As praias do Recife acabaram se tornando famosas também pelos recorrentes ataques de tubarões a banhistas – até 2016, 24 deles foram fatais. Entre as causas, fatores como a expansão urbana, o assoreamento dos rios e a construção do porto de Suape. Mas esse não é um problema exclusivamente nosso – os números desse tipo de incidente vem crescendo em todo o mundo. Então, uma empresa do estado norte-americano da Carolina do Sul criou uma solução que está no mercado estrangeiro desde 2015 e que recentemente chegou ao Brasil: uma pulseira que afugenta tubarões.

O assessório, chamado Sharkbanz, foi criado por Nathan e David Garrison, pai e filho, que tiveram a ideia após um amigo de Nathan ter sido vítima de um desses ataques. Com o auxílio de biólogos marinhos, eles começaram a pesquisar como o uso de ondas eletromagnéticas poderia repelir os tubarões. “O ser humano nem as sente, mas para os tubarões, elas não são nada prazerosas e acabam repelidos”, afirmou David ao UOL. Os representantes da empresa, porém, garantem que a pulseira (que não possui bateria e não precisa ser carregada com eletricidade) não causa danos aos bichos.

De acordo com o site da empresa, a Sharkbanz resiste a até 200m de profundidade e seu efeito se dá pelo fato de as ondas emitidas pelo aparelho perturbarem os eletro-receptores dos tubarões – usados por eles para “enxergar” em águas turvas e rasas (onde ocorrem a maioria dos ataques registrados, quando o animal morde e depois sai correndo).
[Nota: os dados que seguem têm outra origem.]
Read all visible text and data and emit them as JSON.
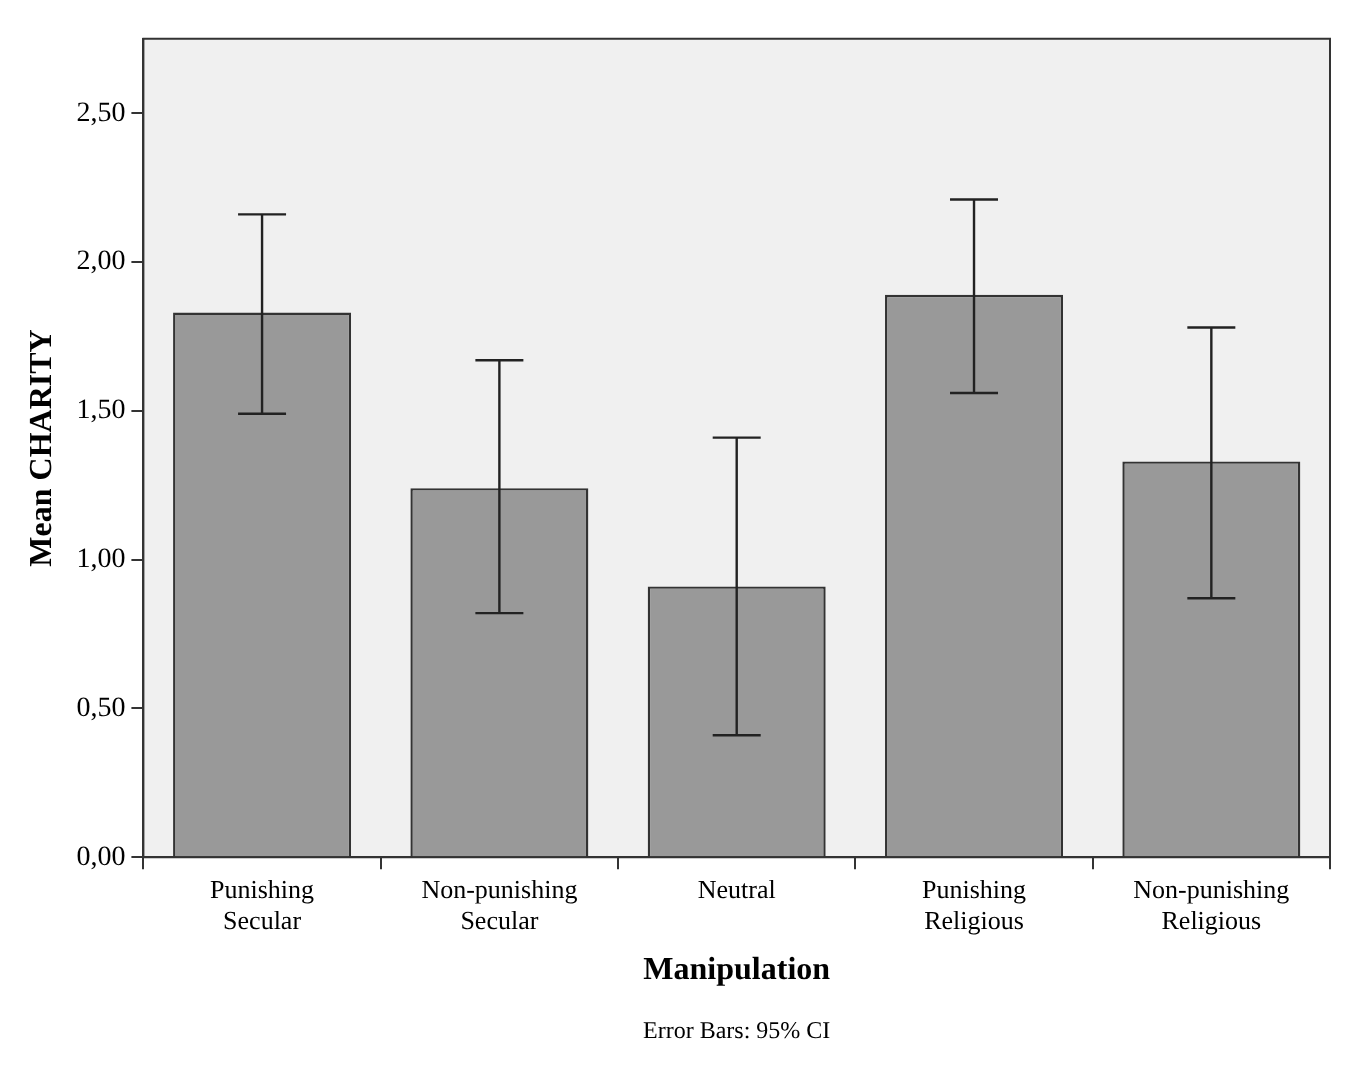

A fabricante ressalta, porém, que a pulseira reduz os riscos de ataques inesperados, mas que seus usuários não devem provocar os animais, caso cruzem seu caminho.

Após mais de 45 mil unidades vendidas nos Estados Unidos e na Califórnia, a Sharkbanz passou a ser comercializada também aqui no Brasil, no Japão e em alguns países europeus. Mas o preço da tranquilidade pode ser um pouco alto para muita gente: na loja de seu site oficial, a Sharkbanz está sendo vendida atualmente por R$ 499.